When the NBA named its 50 Greatest Players in 1996, Unseld made the list.
Tributes to Wes Unseld
“Wes Unseld was one of the most consequential players of his era,” NBA Commissioner Adam Silver said in a statement. “His competitive drive and selfless approach made him a beloved teammate. … Wes also set the model of class, integrity and professionalism for the entire NBA family during stints as a player, coach and team executive with Washington and through his dedication to expanding educational opportunities for children.”
Wizards general manager Tommy Sheppard said, “Those of us who were fortunate enough to spend time with Wes knew him as a generous and thoughtful man whose strong will was matched only by his passion and drive for uplifting others.

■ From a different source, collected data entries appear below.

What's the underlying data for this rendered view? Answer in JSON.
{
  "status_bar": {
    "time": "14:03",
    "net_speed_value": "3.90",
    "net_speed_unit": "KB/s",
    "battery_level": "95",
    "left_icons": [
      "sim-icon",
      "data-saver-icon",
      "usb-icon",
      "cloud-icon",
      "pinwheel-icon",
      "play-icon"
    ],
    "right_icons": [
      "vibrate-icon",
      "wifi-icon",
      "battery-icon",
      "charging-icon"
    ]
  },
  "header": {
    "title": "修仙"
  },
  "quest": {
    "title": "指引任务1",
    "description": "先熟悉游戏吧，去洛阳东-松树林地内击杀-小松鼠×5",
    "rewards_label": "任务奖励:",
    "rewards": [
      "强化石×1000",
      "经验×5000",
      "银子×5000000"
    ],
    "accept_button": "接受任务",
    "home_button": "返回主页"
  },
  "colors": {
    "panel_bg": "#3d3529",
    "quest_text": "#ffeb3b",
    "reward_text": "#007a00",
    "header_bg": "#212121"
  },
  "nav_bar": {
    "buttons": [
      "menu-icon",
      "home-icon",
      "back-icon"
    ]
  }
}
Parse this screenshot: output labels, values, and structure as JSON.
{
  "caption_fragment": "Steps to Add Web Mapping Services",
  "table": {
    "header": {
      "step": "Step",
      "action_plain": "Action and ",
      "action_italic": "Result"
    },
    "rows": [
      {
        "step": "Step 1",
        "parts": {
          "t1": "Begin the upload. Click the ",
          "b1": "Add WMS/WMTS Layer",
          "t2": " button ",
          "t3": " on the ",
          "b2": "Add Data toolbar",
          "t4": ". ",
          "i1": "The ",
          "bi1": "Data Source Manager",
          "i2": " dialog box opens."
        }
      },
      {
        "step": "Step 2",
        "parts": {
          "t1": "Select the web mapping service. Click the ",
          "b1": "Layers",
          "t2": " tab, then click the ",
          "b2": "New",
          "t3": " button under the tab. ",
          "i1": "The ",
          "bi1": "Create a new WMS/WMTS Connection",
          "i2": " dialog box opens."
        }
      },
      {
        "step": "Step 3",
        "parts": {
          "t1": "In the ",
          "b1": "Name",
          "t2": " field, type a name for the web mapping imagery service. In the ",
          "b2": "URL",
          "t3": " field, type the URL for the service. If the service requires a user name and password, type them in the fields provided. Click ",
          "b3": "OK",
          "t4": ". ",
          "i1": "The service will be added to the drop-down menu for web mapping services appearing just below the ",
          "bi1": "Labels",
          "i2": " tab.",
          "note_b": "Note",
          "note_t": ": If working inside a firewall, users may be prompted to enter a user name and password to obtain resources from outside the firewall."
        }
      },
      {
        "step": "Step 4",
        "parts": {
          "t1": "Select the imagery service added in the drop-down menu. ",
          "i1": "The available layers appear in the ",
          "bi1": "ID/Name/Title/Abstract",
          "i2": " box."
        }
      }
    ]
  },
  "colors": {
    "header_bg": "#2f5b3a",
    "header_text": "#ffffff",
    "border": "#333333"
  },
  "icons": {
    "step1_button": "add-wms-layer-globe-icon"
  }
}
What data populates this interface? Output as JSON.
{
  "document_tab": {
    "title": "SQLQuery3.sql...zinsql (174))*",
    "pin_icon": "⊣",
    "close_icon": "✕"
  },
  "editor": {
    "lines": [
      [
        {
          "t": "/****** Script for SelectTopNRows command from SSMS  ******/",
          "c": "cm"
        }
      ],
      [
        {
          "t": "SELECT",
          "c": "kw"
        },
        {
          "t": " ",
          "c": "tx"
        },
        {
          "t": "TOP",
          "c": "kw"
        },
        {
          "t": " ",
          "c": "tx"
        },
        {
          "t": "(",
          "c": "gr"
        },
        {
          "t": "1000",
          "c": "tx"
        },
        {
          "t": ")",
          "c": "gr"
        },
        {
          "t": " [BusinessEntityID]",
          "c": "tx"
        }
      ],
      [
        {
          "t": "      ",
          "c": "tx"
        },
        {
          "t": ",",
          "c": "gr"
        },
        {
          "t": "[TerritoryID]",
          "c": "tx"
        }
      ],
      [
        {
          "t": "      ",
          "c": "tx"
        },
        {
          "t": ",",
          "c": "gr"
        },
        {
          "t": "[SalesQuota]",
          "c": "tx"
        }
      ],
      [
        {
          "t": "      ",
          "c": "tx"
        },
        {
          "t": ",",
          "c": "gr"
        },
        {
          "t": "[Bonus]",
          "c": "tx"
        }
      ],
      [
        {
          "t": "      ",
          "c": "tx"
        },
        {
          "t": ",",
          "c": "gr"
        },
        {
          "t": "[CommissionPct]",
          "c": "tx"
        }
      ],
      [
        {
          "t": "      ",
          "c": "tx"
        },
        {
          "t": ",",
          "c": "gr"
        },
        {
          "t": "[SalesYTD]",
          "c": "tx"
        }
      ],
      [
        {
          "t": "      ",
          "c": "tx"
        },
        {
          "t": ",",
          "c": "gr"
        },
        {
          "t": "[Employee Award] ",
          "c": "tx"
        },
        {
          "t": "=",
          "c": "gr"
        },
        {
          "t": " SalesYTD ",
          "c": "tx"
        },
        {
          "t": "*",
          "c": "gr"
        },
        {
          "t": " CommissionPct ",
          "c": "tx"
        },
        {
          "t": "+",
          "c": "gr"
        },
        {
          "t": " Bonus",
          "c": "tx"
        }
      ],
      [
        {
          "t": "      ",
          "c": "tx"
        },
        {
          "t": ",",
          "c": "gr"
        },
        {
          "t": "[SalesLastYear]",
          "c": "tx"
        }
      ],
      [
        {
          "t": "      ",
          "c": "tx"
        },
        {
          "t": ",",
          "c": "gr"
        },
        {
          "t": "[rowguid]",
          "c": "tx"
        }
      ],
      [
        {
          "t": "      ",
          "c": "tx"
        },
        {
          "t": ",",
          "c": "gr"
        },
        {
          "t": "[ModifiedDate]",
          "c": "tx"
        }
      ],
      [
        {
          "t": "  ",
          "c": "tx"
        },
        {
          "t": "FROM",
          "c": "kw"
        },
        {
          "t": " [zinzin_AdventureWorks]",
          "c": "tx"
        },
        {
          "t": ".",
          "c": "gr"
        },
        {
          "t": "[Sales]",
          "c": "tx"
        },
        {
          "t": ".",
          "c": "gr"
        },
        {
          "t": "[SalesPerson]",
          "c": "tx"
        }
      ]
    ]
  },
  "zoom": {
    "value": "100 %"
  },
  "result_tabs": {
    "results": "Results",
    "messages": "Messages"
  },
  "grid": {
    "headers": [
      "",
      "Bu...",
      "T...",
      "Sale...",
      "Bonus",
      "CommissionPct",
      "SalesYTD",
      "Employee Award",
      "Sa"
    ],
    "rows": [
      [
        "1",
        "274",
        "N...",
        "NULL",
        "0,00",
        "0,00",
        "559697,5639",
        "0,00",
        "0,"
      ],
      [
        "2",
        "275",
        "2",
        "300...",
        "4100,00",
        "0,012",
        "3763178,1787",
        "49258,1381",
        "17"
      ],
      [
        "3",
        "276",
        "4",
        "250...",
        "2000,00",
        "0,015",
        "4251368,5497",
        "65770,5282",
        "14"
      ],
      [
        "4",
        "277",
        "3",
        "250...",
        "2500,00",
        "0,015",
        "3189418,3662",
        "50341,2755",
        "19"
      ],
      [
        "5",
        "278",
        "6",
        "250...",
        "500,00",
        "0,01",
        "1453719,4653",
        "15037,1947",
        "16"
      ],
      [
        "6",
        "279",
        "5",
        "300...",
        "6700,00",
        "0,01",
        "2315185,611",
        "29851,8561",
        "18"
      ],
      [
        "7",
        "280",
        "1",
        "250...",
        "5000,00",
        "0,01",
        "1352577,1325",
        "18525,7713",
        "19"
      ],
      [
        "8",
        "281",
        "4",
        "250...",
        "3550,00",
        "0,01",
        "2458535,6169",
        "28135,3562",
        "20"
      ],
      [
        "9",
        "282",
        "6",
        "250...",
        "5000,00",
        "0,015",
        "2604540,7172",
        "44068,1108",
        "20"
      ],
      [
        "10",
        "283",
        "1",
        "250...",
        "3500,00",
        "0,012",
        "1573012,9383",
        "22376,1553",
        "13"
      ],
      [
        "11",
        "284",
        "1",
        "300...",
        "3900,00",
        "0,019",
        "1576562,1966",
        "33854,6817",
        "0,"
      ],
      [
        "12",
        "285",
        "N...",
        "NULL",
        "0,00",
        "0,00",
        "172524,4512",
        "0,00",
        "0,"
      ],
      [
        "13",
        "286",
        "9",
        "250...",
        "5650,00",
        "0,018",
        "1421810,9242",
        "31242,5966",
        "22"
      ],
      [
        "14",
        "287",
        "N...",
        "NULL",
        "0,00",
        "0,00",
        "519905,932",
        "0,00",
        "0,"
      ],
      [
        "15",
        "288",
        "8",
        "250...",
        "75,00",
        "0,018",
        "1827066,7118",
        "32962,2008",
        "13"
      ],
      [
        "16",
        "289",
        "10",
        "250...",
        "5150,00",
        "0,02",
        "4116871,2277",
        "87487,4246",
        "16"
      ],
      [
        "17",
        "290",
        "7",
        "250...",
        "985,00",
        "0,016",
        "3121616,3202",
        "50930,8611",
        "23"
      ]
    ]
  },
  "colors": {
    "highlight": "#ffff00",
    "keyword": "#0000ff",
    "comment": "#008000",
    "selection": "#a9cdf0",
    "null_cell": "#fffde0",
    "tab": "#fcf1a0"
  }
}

“His physical prowess, undeniable talent and on-court demeanor may have struck fear in opponents throughout the NBA, but he will be remembered best as a mentor, leader and friend.”
Reed, who helped the New York Knicks win two titles (1969-70 and 1972-73), said Wes Unseld was a forced to be reckoned with on the basketball court.
“You always wanted to make sure you got a good night’s sleep before you played against him,” Reed told The New York Times. “He was most consciously a rebounder — he could shoot, but he didn’t emphasize that part of his game — and felt that if he did his job right, by getting the defensive rebound and making the quick outlet pass, they would score quickly.”
Chase Hughes, writing for Yahoo Sports, described Unseld this way: “As an NBA player, Unseld has a lasting reputation as the most notorious screen-setter in league history. At 6-foot-7 and 250 pounds, he was built like a refrigerator and used his wide frame to set powerful picks.”
Arizona-based sportswriter Javier Morales posted a short tribute to Wes Unseld on his Facebook page.
“When we played pickup basketball when I was young, we tried to emulate Wes Unseld’s outlet passes,” Morales wrote. “He was a master of the outlet pass after a rebound. RIP Mr. Unseld.”